As discussion about race in America has intensified, Bear has begun mining his own biography in ways he hadn’t thought to before. It was only around five years ago, Bear explained, that he “started to think, Oh, shit, there’s a lot of stuff going on in the world. And it was a lot of stuff I hadn’t even thought about, honestly, until I was put in the spotlight.” He was particularly shaken by the murders of nine black churchgoers by Dylann Roof, in June, 2015, in his home state of South Carolina, as well as the shooting of five police officers in downtown Dallas, a year later. It struck him that he and his father had never before spoken about their experiences as black men. “He’s as alienated in a white world as I am—except he’s just in banking,” he said. Such self-examination can be difficult to work through with an audience. This past March, Bear offered public thoughts on race for what might’ve been the first time. “Can’t we all just be racist together?” he posted to his Twitter account. “We’re all a lil racist. racism isn’t the issue. violence is. stop the violence.” Later, he added, “I feel like us mixed race ppl have a better view of the world” and “We never fit in with anyone.” The tweets provoked outrage, and he apologized, specifically for his use of the word “better.” But Bear also thinks the experience was useful for showing fans a different, more emotional side of himself. “I’m kind of going crazy in my head,” he said. “I’m just trying to keep it together. I’m constantly trying to relate to other people, as much as they are trying to relate to other people.”
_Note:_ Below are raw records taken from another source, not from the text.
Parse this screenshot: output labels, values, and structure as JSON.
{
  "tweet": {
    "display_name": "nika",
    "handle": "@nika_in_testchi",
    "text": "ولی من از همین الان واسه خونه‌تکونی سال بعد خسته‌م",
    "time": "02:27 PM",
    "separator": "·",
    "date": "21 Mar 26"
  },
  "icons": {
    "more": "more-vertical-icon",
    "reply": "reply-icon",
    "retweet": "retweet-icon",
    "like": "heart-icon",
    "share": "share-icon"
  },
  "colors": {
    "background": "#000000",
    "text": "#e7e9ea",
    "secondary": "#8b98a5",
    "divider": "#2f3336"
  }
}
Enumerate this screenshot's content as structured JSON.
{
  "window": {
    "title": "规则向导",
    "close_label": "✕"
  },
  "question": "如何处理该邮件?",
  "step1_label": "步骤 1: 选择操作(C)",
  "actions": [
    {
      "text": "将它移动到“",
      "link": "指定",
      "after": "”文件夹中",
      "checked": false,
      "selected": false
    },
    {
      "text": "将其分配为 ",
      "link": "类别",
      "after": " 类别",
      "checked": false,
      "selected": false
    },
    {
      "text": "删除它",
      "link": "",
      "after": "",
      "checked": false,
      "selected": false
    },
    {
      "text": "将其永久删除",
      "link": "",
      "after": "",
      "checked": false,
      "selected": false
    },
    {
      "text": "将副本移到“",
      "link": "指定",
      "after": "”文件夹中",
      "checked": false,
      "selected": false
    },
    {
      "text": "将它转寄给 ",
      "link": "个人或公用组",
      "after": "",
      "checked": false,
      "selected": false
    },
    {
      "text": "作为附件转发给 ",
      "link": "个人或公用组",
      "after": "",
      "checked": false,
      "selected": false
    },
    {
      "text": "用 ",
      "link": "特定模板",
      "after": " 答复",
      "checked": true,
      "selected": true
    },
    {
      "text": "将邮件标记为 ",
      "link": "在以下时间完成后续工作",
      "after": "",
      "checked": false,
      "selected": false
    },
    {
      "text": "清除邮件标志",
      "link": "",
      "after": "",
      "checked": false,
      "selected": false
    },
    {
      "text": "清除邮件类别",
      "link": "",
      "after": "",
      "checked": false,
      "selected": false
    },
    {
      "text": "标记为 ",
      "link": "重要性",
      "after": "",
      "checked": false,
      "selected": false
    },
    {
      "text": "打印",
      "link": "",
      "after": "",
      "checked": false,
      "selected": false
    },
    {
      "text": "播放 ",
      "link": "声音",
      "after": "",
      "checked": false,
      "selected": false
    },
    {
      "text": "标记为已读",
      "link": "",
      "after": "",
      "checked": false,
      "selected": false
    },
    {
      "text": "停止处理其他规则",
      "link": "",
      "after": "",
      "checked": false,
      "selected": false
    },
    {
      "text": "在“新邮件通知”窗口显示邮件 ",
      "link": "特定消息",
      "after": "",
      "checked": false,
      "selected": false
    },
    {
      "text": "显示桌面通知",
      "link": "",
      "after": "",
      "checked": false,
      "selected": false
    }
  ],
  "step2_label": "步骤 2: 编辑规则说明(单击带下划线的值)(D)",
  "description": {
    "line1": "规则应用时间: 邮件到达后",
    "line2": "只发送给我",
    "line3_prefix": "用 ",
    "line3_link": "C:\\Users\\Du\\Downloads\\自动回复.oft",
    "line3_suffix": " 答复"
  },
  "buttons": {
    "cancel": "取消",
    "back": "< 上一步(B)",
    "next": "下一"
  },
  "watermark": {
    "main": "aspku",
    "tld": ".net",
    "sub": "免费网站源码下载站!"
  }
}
Bear has found a better forum for self-exploration in “Boo Boo,” which arrived this past July. “What is wrong with this world? It’s got me thinking too much,” he sings on “W.I.W.W.T.W.,” before a police siren swells into prominence, drowning out the distant chirping of songbirds. In “No Show,” he refers to his marriage to his high-school sweetheart, from whom he separated last year: “My baby got fed up with my ego,” Bear sings. “Wasn’t even thinking we were going worldwide, figured it was better than the Southern life.” There are flashes of humor, and even something resembling a rap verse, on the album’s first single, “Girl Like You.” But Bear has largely returned to the unique sound of eighties-era R. & B. and humid ambient synths that he does best. The music’s cloudiness evokes his own aura; Bear is still most comfortable as an enigma, leaving fans to fill in the gaps where influence and intent part.
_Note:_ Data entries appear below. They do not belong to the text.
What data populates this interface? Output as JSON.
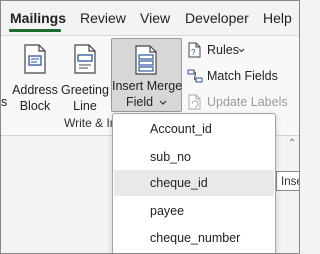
{
  "tabs": [
    {
      "label": "Mailings",
      "active": true
    },
    {
      "label": "Review",
      "active": false
    },
    {
      "label": "View",
      "active": false
    },
    {
      "label": "Developer",
      "active": false
    },
    {
      "label": "Help",
      "active": false
    }
  ],
  "ribbon": {
    "cut_label": "s",
    "address_block": [
      "Address",
      "Block"
    ],
    "greeting_line": [
      "Greeting",
      "Line"
    ],
    "insert_merge_field": [
      "Insert Merge",
      "Field"
    ],
    "rules_label": "Rules",
    "match_fields_label": "Match Fields",
    "update_labels_label": "Update Labels",
    "group_label": "Write & In"
  },
  "dropdown": {
    "items": [
      "Account_id",
      "sub_no",
      "cheque_id",
      "payee",
      "cheque_number"
    ],
    "hover_index": 2
  },
  "tooltip": {
    "text": "Inse"
  },
  "colors": {
    "accent": "#1e6c2f",
    "icon_blue": "#2b579a",
    "disabled": "#9a9a9a"
  }
}
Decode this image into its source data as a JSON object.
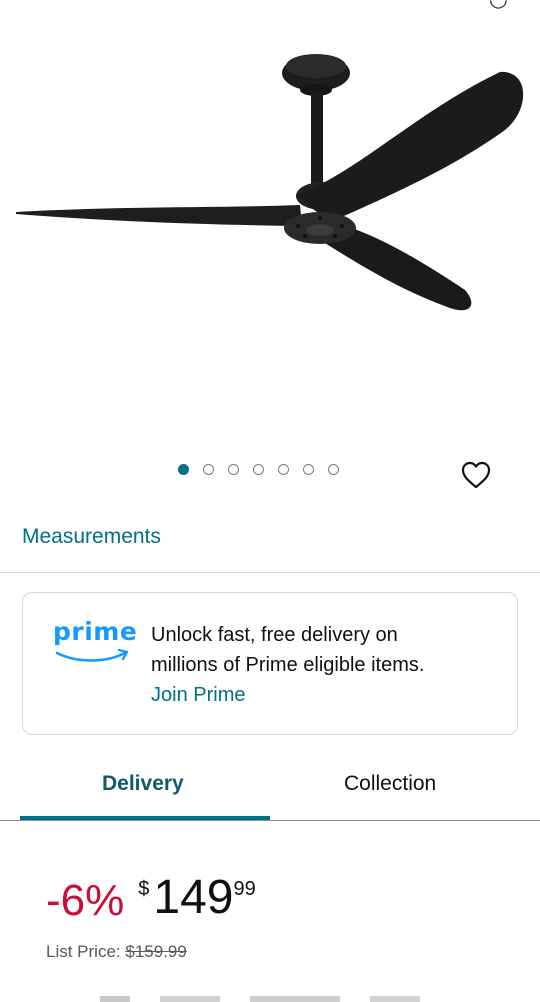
{
  "product": {
    "image_alt": "Black three-blade ceiling fan",
    "carousel": {
      "count": 7,
      "active_index": 0
    }
  },
  "icons": {
    "wishlist": "heart-icon",
    "prime_smile": "prime-smile-icon"
  },
  "measurements": {
    "label": "Measurements"
  },
  "prime": {
    "logo": "prime",
    "line1": "Unlock fast, free delivery on",
    "line2": "millions of Prime eligible items.",
    "join_label": "Join Prime"
  },
  "tabs": {
    "delivery_label": "Delivery",
    "collection_label": "Collection",
    "active": "Delivery"
  },
  "price": {
    "discount": "-6%",
    "currency": "$",
    "whole": "149",
    "fraction": "99",
    "list_label": "List Price:",
    "list_value": "$159.99"
  },
  "colors": {
    "accent_teal": "#007185",
    "prime_blue": "#1399ff",
    "discount_red": "#cc0c39"
  }
}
“The stuff that really stands the test of time are those catchy songs that never really become hits but they’re always in movies,” he said. “That’s the level that I try to stay at, or I strive for. I’m not striving for the best. I’m just striving for good.” It’s a peculiar sentiment, but one that chameleonic artists such as David Byrne have also expressed. “Good” leaves room for improvement while relieving the pressure of perfection. It allows you to change, and to grow, and, sometimes, to be wrong. A common adage says that, in order to succeed in America, people of color have to be twice as good as their white counterparts—that they have to strive to be the best. But Bear insists upon the human right to be good, and that keeping twice as cool may be just as effective.